図1はマウスの結果を示しているが、この方法は全ての哺乳類由来のiPS細胞から誘導したがん幹細胞に適用できる。

Claims (21)

  1. 以下の工程を含むことを特徴とする、in vivo又はin vitroでがん幹細胞に有効ながん治療薬をスクリーニングする方法:
    工程1:iPS細胞をがん細胞の培地に含まれる培養成分の存在下に培養して、がん幹細胞を含む細胞集団を誘導する工程、
    工程2:in vivo又はin vitroでがん幹細胞を含む細胞集団にがん治療薬の候補物質を作用させて、がん幹細胞に有効ながん治療薬をスクリーニングする工程
  2. 工程1において、異なる表現型を有する複数のがん細胞の各培地に含まれる培養成分の存在下にiPS細胞を各々培養して、異なる表現型を有するがん幹細胞を含む複数の細胞集団を誘導し、かつ、工程2において、前記候補物質は異なる表現型を有するがん幹細胞を含む複数の細胞集団に対する有効性を試験することを特徴とする、請求項1に記載のがん治療薬のスクリーニング方法。
  3. 工程1で得られたがん幹細胞を含む細胞集団を非ヒト哺乳動物に移植して前記非ヒト哺乳動物内でがん幹細胞を含む細胞集団を形成し、この非ヒト哺乳動物にがん治療薬の候補物質を作用させることで、in vivoでがん幹細胞に有効ながん治療薬をスクリーニングする工程を含む、請求項1または2に記載のがん治療薬のスクリーニング方法。
  4. 工程1で得られたがん幹細胞を含む細胞集団に対し、in vitroでがん治療薬の候補物質を作用させてがん幹細胞に有効ながん治療薬をスクリーニングする工程を含む、請求項1または2に記載のがん治療薬のスクリーニング方法。
  5. 請求項1〜4のいずれかに記載のがん幹細胞に有効ながん治療薬のスクリーニング方法とがん細胞に有効ながん治療薬のスクリーニング方法とを組み合わせ、がん幹細胞に特異的に有効であるがん治療薬をスクリーニングする方法。
  6. 請求項1〜4のいずれかに記載のがん幹細胞に有効ながん治療薬のスクリーニング方法とがん細胞に有効ながん治療薬のスクリーニング方法とを組み合わせ、がん幹細胞とがん細胞の両方に有効であるがん治療薬をスクリーニングする方法。
  7. 既存のがん治療薬を請求項1〜4のいずれかに記載のがん幹細胞に有効ながん治療薬をスクリーニングする方法に適用し、がん細胞とがん幹細胞の両方に有効な薬物をスクリーニングすることを特徴とする、請求項6に記載の方法。
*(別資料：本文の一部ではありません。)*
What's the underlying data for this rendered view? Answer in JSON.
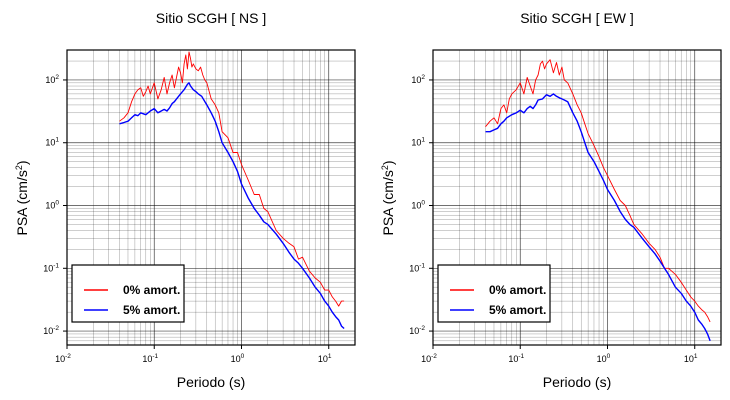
{
  "chart_data": [
    {
      "type": "line",
      "title": "Sitio SCGH [ NS ]",
      "xlabel": "Periodo (s)",
      "ylabel": "PSA (cm/s²)",
      "ylabel_base": "PSA (cm/s",
      "ylabel_exp": "2",
      "ylabel_end": ")",
      "xscale": "log",
      "yscale": "log",
      "xlim": [
        0.01,
        20
      ],
      "ylim": [
        0.006,
        300
      ],
      "grid": true,
      "legend_position": "bottom-left",
      "x_ticks": [
        {
          "value": 0.01,
          "base": "10",
          "exp": "-2"
        },
        {
          "value": 0.1,
          "base": "10",
          "exp": "-1"
        },
        {
          "value": 1,
          "base": "10",
          "exp": "0"
        },
        {
          "value": 10,
          "base": "10",
          "exp": "1"
        }
      ],
      "y_ticks": [
        {
          "value": 0.01,
          "base": "10",
          "exp": "-2"
        },
        {
          "value": 0.1,
          "base": "10",
          "exp": "-1"
        },
        {
          "value": 1,
          "base": "10",
          "exp": "0"
        },
        {
          "value": 10,
          "base": "10",
          "exp": "1"
        },
        {
          "value": 100,
          "base": "10",
          "exp": "2"
        }
      ],
      "series": [
        {
          "name": "0% amort.",
          "color": "#ff0000",
          "x": [
            0.04,
            0.045,
            0.05,
            0.055,
            0.06,
            0.065,
            0.07,
            0.075,
            0.08,
            0.085,
            0.09,
            0.1,
            0.11,
            0.12,
            0.13,
            0.14,
            0.15,
            0.16,
            0.17,
            0.18,
            0.19,
            0.2,
            0.21,
            0.22,
            0.23,
            0.24,
            0.25,
            0.26,
            0.27,
            0.28,
            0.3,
            0.32,
            0.34,
            0.36,
            0.38,
            0.4,
            0.45,
            0.5,
            0.55,
            0.6,
            0.7,
            0.8,
            0.9,
            1.0,
            1.2,
            1.4,
            1.6,
            1.8,
            2.0,
            2.5,
            3.0,
            3.5,
            4.0,
            4.5,
            5.0,
            6.0,
            7.0,
            8.0,
            9.0,
            10.0,
            11.0,
            12.0,
            13.0,
            14.0,
            15.0
          ],
          "y": [
            22,
            25,
            30,
            45,
            60,
            70,
            75,
            55,
            65,
            80,
            60,
            90,
            50,
            70,
            110,
            60,
            90,
            120,
            75,
            110,
            160,
            130,
            90,
            180,
            250,
            150,
            280,
            220,
            160,
            180,
            150,
            140,
            160,
            120,
            100,
            90,
            50,
            40,
            30,
            15,
            12,
            7,
            7,
            4.5,
            2.5,
            1.5,
            1.5,
            0.9,
            0.8,
            0.4,
            0.3,
            0.25,
            0.22,
            0.14,
            0.15,
            0.09,
            0.07,
            0.06,
            0.045,
            0.045,
            0.035,
            0.03,
            0.025,
            0.03,
            0.03
          ]
        },
        {
          "name": "5% amort.",
          "color": "#0000ff",
          "x": [
            0.04,
            0.045,
            0.05,
            0.055,
            0.06,
            0.065,
            0.07,
            0.08,
            0.09,
            0.1,
            0.11,
            0.12,
            0.13,
            0.14,
            0.15,
            0.16,
            0.17,
            0.18,
            0.19,
            0.2,
            0.22,
            0.24,
            0.25,
            0.26,
            0.28,
            0.3,
            0.32,
            0.35,
            0.4,
            0.45,
            0.5,
            0.55,
            0.6,
            0.7,
            0.8,
            0.9,
            1.0,
            1.2,
            1.4,
            1.6,
            1.8,
            2.0,
            2.5,
            3.0,
            3.5,
            4.0,
            4.5,
            5.0,
            6.0,
            7.0,
            8.0,
            9.0,
            10.0,
            11.0,
            12.0,
            13.0,
            14.0,
            15.0
          ],
          "y": [
            20,
            21,
            22,
            25,
            28,
            27,
            30,
            28,
            32,
            35,
            30,
            32,
            34,
            32,
            36,
            42,
            45,
            50,
            55,
            60,
            70,
            85,
            90,
            80,
            70,
            65,
            60,
            55,
            40,
            30,
            22,
            15,
            10,
            7,
            5,
            3.5,
            2.2,
            1.3,
            0.9,
            0.7,
            0.55,
            0.5,
            0.35,
            0.25,
            0.18,
            0.14,
            0.12,
            0.1,
            0.07,
            0.05,
            0.04,
            0.03,
            0.025,
            0.02,
            0.017,
            0.015,
            0.012,
            0.011
          ]
        }
      ]
    },
    {
      "type": "line",
      "title": "Sitio SCGH [ EW ]",
      "xlabel": "Periodo (s)",
      "ylabel": "PSA (cm/s²)",
      "ylabel_base": "PSA (cm/s",
      "ylabel_exp": "2",
      "ylabel_end": ")",
      "xscale": "log",
      "yscale": "log",
      "xlim": [
        0.01,
        20
      ],
      "ylim": [
        0.006,
        300
      ],
      "grid": true,
      "legend_position": "bottom-left",
      "x_ticks": [
        {
          "value": 0.01,
          "base": "10",
          "exp": "-2"
        },
        {
          "value": 0.1,
          "base": "10",
          "exp": "-1"
        },
        {
          "value": 1,
          "base": "10",
          "exp": "0"
        },
        {
          "value": 10,
          "base": "10",
          "exp": "1"
        }
      ],
      "y_ticks": [
        {
          "value": 0.01,
          "base": "10",
          "exp": "-2"
        },
        {
          "value": 0.1,
          "base": "10",
          "exp": "-1"
        },
        {
          "value": 1,
          "base": "10",
          "exp": "0"
        },
        {
          "value": 10,
          "base": "10",
          "exp": "1"
        },
        {
          "value": 100,
          "base": "10",
          "exp": "2"
        }
      ],
      "series": [
        {
          "name": "0% amort.",
          "color": "#ff0000",
          "x": [
            0.04,
            0.045,
            0.05,
            0.055,
            0.06,
            0.065,
            0.07,
            0.075,
            0.08,
            0.09,
            0.1,
            0.11,
            0.12,
            0.13,
            0.14,
            0.15,
            0.16,
            0.17,
            0.18,
            0.19,
            0.2,
            0.22,
            0.24,
            0.26,
            0.28,
            0.3,
            0.32,
            0.35,
            0.4,
            0.45,
            0.5,
            0.55,
            0.6,
            0.7,
            0.8,
            0.9,
            1.0,
            1.2,
            1.4,
            1.6,
            1.8,
            2.0,
            2.5,
            3.0,
            3.5,
            4.0,
            4.5,
            5.0,
            6.0,
            7.0,
            8.0,
            9.0,
            10.0,
            11.0,
            12.0,
            13.0,
            14.0,
            15.0
          ],
          "y": [
            18,
            22,
            25,
            20,
            35,
            40,
            30,
            50,
            60,
            70,
            90,
            60,
            110,
            80,
            60,
            100,
            120,
            180,
            200,
            150,
            180,
            210,
            130,
            190,
            120,
            160,
            100,
            90,
            60,
            40,
            30,
            20,
            14,
            9,
            6,
            4,
            3,
            1.8,
            1.2,
            1.0,
            0.7,
            0.5,
            0.35,
            0.25,
            0.2,
            0.15,
            0.1,
            0.1,
            0.08,
            0.06,
            0.045,
            0.035,
            0.03,
            0.025,
            0.022,
            0.02,
            0.017,
            0.014
          ]
        },
        {
          "name": "5% amort.",
          "color": "#0000ff",
          "x": [
            0.04,
            0.045,
            0.05,
            0.055,
            0.06,
            0.065,
            0.07,
            0.08,
            0.09,
            0.1,
            0.11,
            0.12,
            0.13,
            0.14,
            0.15,
            0.16,
            0.18,
            0.2,
            0.22,
            0.24,
            0.26,
            0.28,
            0.3,
            0.32,
            0.35,
            0.4,
            0.45,
            0.5,
            0.55,
            0.6,
            0.7,
            0.8,
            0.9,
            1.0,
            1.2,
            1.4,
            1.6,
            1.8,
            2.0,
            2.5,
            3.0,
            3.5,
            4.0,
            4.5,
            5.0,
            6.0,
            7.0,
            8.0,
            9.0,
            10.0,
            11.0,
            12.0,
            13.0,
            14.0,
            15.0
          ],
          "y": [
            15,
            15,
            16,
            17,
            20,
            22,
            25,
            28,
            30,
            33,
            30,
            35,
            38,
            35,
            40,
            48,
            50,
            58,
            55,
            60,
            55,
            52,
            50,
            48,
            45,
            30,
            22,
            15,
            10,
            7,
            5,
            3.5,
            2.5,
            1.8,
            1.2,
            0.8,
            0.6,
            0.5,
            0.45,
            0.3,
            0.22,
            0.17,
            0.13,
            0.1,
            0.08,
            0.05,
            0.04,
            0.03,
            0.025,
            0.02,
            0.015,
            0.013,
            0.011,
            0.009,
            0.007
          ]
        }
      ]
    }
  ]
}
  8. 哺乳類iPS細胞由来のがん幹細胞の複数の遺伝子発現を、iPS細胞での各遺伝子の発現量を基準として球面自己組織化マップ(sSOM)によりクラスタリング及び可視化することを特徴とする、がん幹細胞の可視化分類方法。
  9. iPS細胞とがん細胞の間に存在する様々な分化の程度を有するがん幹細胞を含む細胞集団。
  10. がん幹細胞とともにがん細胞を含む、請求項9に記載の細胞集団。
  11. iPS細胞を様々な種類のがん細胞の各培地に含まれる培養成分の存在下に各々培養して異なる表現型を有するがん幹細胞を含む複数の細胞集団を誘導して得られる、がん幹細胞を含む複数の細胞集団のライブラリー。
  12. 表現型の異なる複数のがん幹細胞を含む細胞集団に有効ながん治療薬。
  13. 異なる表現型を有する複数のがん細胞の各培地に含まれる培養成分の存在下にiPS細胞を各々培養して、異なる表現型を有するがん幹細胞を含む複数の細胞集団を誘導することを特徴とする、異なる表現型を有するがん細胞の複数の細胞集団を調製する方法。
  14. iPS細胞製造用の遺伝子、マーカー遺伝子及び薬剤耐性遺伝子からなる群から選ばれる少なくとも1種の外来遺伝子を含むがん幹細胞。
  15. がん細胞の培養液の培養成分を含むiPS細胞からがん幹細胞を誘導するための誘導剤。
  16. 前記培養成分が、がん細胞の培養液の培養上清を含む、請求項15に記載の誘導剤。
  17. 請求項15又は16に記載の誘導剤の存在下にiPS細胞を培養して得られるがん幹細胞。
  18. iPS細胞を様々な種類のがん細胞の各培地に含まれる培養成分の存在下に各々培養して複数のがん幹細胞を誘導して得られる、がん幹細胞のライブラリー。
  19. 請求項17に記載のがん幹細胞を動物に移植して得られるがん幹細胞を含む各種組織がん、
  20. 請求項17に記載のがん幹細胞を動物、好ましくは免疫不全動物に移植して得られるがん幹細胞のモデル動物。
  21. がん幹細胞が、大腸がん、乳がん、卵巣がん、子宮頚がん、子宮内膜がん、前立腺がん、胃がん、肝臓がん、食道がん、膵臓がん、膀胱がん、胆管がん、喉頭がん、黒色腫、肺がん、慢性リンパ球性白血病、慢性骨髄性白血病、甲状腺がんまたは多発性骨髄腫のがん幹細胞である、請求項20に記載のがん幹細胞のモデル動物。